Rather than the idyllic strolls described in The Globe story, Dr. Reaume says patients were allowed on the grounds perhaps once or twice a week in “walking parties,” which typically amounted to marching as a group in the same circular path around the garden, over and over again. In one letter home, a female patient complained to her parents that the walks were “very tiresome.” But patients were lucky to get letters home at all; much of the correspondence written inside the institution was confiscated, stashed in clinical files to document patient conditions. Sometimes, letters were simply ripped up for the patients' “own good” – especially women, who with their “weaker constitutions” might be made distraught by the contents of their own writing.
Male residents were allowed to work on the grounds – they built the brick wall that kept the public out – and some patients were given passes to wander the property, although these privileges could be removed for bad behaviour.
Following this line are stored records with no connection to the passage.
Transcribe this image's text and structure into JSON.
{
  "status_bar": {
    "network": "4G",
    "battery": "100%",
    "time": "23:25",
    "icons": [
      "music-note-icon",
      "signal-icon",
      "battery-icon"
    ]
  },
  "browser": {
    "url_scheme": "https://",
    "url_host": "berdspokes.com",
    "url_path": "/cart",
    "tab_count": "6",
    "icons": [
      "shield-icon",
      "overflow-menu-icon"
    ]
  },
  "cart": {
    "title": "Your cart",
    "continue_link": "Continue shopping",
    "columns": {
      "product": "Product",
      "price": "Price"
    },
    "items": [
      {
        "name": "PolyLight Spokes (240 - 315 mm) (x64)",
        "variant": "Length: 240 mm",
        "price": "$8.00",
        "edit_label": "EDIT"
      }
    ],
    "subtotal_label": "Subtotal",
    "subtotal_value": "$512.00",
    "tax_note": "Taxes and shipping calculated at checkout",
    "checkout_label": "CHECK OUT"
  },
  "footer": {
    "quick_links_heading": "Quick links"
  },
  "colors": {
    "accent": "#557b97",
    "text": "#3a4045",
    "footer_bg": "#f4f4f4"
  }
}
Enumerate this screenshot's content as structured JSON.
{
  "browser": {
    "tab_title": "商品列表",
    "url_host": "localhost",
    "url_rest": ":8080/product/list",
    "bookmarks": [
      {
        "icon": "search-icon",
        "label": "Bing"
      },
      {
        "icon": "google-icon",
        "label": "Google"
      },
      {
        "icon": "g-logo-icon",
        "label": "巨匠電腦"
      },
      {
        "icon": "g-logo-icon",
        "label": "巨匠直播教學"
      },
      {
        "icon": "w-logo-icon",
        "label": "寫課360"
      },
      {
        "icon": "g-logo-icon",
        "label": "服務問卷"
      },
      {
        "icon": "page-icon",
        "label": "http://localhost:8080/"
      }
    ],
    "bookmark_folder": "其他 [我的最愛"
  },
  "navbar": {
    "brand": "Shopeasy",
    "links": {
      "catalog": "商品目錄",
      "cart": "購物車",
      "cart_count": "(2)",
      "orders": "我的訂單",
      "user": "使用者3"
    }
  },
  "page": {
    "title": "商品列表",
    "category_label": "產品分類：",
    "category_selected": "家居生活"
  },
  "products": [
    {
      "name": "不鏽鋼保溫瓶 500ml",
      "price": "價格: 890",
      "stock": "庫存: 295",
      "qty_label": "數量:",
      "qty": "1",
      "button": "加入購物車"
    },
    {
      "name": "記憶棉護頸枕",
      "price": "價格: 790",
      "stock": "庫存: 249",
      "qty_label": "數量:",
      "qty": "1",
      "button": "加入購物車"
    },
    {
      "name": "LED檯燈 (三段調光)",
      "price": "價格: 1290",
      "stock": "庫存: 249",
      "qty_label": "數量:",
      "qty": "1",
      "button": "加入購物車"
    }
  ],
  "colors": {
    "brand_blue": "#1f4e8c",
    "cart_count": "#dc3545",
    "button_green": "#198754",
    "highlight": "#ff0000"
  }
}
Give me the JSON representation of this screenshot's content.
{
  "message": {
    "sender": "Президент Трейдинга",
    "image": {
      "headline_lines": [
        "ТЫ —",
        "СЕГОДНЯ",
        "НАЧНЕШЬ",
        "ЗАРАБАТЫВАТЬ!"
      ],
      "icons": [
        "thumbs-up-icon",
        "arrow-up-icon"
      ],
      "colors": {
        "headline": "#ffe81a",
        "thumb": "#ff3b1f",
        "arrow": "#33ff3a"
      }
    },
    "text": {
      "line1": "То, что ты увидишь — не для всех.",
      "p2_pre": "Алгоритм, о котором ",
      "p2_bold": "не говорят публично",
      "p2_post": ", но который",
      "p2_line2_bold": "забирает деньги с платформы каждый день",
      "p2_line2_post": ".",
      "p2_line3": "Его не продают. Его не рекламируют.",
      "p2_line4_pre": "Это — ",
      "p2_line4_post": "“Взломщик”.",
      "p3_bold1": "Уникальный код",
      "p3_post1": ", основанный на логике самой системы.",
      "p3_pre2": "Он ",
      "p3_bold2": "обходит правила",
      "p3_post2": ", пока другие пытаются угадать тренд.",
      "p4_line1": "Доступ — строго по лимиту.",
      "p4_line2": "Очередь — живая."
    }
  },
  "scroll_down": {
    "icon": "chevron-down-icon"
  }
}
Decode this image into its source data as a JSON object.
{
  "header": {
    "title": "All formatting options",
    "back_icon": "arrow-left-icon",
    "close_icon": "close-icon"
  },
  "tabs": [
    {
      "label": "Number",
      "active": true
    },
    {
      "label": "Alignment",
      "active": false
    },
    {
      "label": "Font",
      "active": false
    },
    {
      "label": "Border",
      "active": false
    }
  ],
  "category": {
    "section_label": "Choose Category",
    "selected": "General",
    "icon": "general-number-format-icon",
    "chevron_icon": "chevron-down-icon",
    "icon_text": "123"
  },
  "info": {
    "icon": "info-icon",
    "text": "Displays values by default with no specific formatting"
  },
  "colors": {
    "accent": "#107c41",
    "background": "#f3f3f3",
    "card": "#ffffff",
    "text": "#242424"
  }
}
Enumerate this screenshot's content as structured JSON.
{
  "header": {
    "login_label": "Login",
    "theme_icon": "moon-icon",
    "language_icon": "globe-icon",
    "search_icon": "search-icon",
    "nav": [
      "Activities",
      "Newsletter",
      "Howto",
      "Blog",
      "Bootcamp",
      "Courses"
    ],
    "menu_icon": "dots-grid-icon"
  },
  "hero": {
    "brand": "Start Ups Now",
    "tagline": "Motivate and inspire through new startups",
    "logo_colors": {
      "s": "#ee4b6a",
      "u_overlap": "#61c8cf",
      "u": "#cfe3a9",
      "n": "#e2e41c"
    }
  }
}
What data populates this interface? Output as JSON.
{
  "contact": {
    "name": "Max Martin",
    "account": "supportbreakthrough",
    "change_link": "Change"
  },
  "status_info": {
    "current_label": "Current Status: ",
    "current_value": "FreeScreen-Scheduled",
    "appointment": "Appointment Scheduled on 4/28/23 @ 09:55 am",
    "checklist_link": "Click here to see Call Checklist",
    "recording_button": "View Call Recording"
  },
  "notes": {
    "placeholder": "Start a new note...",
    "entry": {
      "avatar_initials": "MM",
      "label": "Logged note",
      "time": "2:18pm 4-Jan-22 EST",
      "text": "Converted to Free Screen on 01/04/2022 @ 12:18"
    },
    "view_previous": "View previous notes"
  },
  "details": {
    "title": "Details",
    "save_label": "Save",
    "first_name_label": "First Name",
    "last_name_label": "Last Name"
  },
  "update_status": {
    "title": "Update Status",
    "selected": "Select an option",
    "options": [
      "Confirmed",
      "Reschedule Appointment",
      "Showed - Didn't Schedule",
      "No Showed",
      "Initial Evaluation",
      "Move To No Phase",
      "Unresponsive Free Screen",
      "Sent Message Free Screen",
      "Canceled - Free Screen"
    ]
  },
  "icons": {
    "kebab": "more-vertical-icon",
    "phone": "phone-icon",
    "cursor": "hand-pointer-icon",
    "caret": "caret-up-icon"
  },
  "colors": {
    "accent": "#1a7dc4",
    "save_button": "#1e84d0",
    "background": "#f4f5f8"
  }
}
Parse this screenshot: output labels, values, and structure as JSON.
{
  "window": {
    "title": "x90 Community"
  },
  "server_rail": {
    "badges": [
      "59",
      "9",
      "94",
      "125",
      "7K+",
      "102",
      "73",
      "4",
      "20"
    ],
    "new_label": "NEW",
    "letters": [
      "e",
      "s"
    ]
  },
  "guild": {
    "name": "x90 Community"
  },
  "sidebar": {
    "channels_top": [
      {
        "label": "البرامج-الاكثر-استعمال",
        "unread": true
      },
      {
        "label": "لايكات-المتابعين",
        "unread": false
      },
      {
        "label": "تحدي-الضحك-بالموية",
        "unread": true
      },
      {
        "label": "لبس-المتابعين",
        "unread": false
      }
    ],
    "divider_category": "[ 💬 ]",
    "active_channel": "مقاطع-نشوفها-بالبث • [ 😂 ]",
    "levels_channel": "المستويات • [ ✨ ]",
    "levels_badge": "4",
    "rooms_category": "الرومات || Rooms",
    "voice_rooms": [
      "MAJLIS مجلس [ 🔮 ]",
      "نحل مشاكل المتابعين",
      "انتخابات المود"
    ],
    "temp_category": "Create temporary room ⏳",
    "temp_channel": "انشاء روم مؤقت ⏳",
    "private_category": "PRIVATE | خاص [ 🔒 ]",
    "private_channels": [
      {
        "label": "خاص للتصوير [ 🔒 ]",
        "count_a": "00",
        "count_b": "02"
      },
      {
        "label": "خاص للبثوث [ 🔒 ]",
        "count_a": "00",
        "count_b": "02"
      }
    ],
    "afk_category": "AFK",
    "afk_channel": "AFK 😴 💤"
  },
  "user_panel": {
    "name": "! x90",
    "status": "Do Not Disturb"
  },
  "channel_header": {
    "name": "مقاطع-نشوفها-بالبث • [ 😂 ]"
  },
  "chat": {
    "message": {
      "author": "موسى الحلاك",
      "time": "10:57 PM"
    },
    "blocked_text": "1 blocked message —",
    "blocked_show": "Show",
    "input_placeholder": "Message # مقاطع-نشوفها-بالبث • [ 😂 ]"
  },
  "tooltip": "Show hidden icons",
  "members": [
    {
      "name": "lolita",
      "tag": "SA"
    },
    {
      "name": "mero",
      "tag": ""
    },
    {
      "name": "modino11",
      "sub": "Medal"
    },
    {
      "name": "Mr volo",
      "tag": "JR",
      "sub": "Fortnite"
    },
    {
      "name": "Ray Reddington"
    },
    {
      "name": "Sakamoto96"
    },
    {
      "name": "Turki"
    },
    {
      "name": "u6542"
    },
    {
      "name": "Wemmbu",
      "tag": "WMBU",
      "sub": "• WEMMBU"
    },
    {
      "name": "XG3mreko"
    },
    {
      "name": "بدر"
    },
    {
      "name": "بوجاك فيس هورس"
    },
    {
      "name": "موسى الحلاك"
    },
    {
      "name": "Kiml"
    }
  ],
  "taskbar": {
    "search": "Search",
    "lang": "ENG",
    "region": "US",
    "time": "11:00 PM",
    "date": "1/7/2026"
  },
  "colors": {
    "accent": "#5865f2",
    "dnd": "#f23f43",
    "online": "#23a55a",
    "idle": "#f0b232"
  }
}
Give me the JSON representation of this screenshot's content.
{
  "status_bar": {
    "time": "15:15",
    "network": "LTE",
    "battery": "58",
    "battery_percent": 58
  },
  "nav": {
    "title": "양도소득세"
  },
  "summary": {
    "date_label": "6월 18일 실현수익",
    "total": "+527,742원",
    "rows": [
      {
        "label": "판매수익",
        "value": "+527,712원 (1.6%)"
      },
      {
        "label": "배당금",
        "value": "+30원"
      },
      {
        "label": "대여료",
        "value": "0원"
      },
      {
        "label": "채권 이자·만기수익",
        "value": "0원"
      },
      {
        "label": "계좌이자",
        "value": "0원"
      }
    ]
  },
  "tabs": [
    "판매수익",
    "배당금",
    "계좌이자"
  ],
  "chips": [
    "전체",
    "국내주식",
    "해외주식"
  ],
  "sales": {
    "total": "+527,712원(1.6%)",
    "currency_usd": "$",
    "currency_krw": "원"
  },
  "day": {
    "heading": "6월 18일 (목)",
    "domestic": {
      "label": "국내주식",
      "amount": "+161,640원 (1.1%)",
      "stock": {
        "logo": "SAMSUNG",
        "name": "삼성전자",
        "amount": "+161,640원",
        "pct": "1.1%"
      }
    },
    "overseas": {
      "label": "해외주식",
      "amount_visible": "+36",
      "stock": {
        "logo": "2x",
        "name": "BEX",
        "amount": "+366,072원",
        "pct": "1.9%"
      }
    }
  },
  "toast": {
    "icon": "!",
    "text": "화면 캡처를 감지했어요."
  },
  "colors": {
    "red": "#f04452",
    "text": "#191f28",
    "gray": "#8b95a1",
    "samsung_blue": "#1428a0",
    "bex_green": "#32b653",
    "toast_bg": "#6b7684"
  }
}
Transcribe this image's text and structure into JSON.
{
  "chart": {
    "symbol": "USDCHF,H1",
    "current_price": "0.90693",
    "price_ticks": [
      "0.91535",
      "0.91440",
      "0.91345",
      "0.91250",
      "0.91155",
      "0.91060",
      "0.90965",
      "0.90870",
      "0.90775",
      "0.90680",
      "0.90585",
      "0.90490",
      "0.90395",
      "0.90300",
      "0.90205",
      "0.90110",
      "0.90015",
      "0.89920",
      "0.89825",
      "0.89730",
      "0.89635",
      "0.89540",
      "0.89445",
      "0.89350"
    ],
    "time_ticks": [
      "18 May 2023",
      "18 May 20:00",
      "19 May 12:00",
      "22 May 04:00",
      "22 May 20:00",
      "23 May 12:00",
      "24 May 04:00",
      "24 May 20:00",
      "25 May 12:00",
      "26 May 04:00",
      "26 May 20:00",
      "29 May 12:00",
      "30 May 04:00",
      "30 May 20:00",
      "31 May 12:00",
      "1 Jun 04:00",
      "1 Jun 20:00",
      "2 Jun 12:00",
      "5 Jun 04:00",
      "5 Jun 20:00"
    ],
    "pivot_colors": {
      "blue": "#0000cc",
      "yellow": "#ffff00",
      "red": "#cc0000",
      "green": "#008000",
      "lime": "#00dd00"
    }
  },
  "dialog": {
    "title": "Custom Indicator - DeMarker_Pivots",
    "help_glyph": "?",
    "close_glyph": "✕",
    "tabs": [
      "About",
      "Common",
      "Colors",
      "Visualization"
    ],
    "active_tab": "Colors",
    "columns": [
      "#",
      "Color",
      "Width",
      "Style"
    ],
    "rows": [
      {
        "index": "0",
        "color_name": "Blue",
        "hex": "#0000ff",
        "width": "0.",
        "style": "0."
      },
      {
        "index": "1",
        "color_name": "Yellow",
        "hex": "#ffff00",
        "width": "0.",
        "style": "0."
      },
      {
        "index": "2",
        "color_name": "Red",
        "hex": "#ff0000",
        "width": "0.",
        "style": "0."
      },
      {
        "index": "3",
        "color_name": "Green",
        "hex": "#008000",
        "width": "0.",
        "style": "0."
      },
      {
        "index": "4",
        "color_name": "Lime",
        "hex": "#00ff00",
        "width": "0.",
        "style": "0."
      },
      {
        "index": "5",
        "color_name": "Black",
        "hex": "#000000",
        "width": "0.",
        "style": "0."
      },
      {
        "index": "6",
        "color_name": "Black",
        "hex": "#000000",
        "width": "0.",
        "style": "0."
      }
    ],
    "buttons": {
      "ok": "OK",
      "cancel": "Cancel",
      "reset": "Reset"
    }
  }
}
But for women like Alice G, treatment – “moral therapy,” it was called – amounted almost exclusively to scrubbing floors or running clothes through labour-intensive washing machines. In her file, she is praised for turning up for work each day and for keeping herself clean. One concern: “She has a very greedy appetite, and will eat much if given it.”
“She is a very peculiar patient,” one report reads, about a decade after she was admitted. “Talks and smiles away to herself.” Even 30 years after her committal, her file suggests she still believed she was in the asylum “by mistake.”
She would never leave: At 83, her life spent in hopeless madness, Alice G stopped going to the laundry room. In the sole surviving picture, she gazes wide-eyed beyond the camera, her cheeks sunken, her lips pursed, as if pressing back a quiet sorrow.
She died in the spring of 1938, of heart failure, without record of a single visitor or any treatment to cure her.
As the medical file officially records, she weighed 81 pounds.